If a researcher wants to call her work science, others must be able to reproduce her results. This “replicability” is at the core of scientific inquiry. Replicability is what turns one person’s experience into a resource for humanity, what moves an anecdote toward a fact.
But much new social and economic research—based on the recent explosion of digital data collection—cannot be reproduced because the necessary data are not available to other researchers. The more researchers can provide open access to the data and computer code needed for replication of their results, the more their work can aspire to the label of social science.
In this spirit, the Center for Global Development has instituted a new research data disclosure policy. It reads in part,
The original data and all computer code needed to prepare and perform an analysis should be posted on our website in an accessible form so that others can understand and replicate our results. … There will be times when full disclosure of data will not be possible, as a result of confidentiality requirements, commercial ownership, or other professional costs of disclosure. In such cases, the reason for not disclosing data will be made public.
For example, I recently posted the computer code and data needed to reproduce the results in my paper with Gabriel Demombynes on problems with the evaluation of the Millennium Villages Project (earlier, ungated version here). Before we posted these materials online, we provided them to anyone who requested them. Thus anyone on earth can scrutinize and critique every calculation we did in that paper, at no cost. This approach contrasts sharply with the approach of the Millennium Villages Project itself, which has published evaluation results based on data that the project does not release, either online or in response to requests. This fact by itself does not make the Project’s work pseudoscience, but it greatly impedes the scrutiny critical to credibility in scientific inquiry.
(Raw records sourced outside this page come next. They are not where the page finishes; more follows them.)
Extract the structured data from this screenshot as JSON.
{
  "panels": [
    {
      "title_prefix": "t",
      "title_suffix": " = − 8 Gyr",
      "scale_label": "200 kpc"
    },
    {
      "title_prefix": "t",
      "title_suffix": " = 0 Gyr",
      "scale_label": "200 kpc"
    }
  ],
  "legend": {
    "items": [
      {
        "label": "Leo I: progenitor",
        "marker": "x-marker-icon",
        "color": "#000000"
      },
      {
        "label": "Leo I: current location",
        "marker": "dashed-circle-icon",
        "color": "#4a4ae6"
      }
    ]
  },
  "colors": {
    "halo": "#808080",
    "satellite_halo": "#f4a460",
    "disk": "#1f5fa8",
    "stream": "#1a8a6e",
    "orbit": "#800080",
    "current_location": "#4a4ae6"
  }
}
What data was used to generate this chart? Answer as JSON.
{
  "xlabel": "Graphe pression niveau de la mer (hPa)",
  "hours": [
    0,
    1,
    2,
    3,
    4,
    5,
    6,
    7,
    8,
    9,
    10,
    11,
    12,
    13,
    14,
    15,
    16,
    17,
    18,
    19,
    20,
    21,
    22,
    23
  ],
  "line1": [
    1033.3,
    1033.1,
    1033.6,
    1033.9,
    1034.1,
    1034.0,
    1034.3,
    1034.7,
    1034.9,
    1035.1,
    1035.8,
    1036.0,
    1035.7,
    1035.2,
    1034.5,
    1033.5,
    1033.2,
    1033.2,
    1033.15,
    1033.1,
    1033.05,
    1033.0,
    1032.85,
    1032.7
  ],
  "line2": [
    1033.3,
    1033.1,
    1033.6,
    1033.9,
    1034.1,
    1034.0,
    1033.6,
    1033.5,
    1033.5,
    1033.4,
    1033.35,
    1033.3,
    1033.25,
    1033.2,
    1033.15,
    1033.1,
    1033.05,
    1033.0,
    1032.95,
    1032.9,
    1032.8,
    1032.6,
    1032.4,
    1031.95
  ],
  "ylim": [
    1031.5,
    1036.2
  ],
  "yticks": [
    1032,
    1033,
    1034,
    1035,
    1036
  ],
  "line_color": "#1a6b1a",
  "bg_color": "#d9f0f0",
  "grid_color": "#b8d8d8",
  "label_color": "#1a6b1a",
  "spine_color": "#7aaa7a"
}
In this way we add CGD to the growing global movement for open data. Many of the top research journals, such as the American Economic Review and Political Analysis have begun to require that authors provide code and data, unless dispensation is granted in special situations and other arrangements for data access are made. Harvard’s Gary King has an excellent website on data sharing and replication in social science, and has exemplified the approach in his own work. There is a parallel global movement for open data to promote transparency in foreign aid.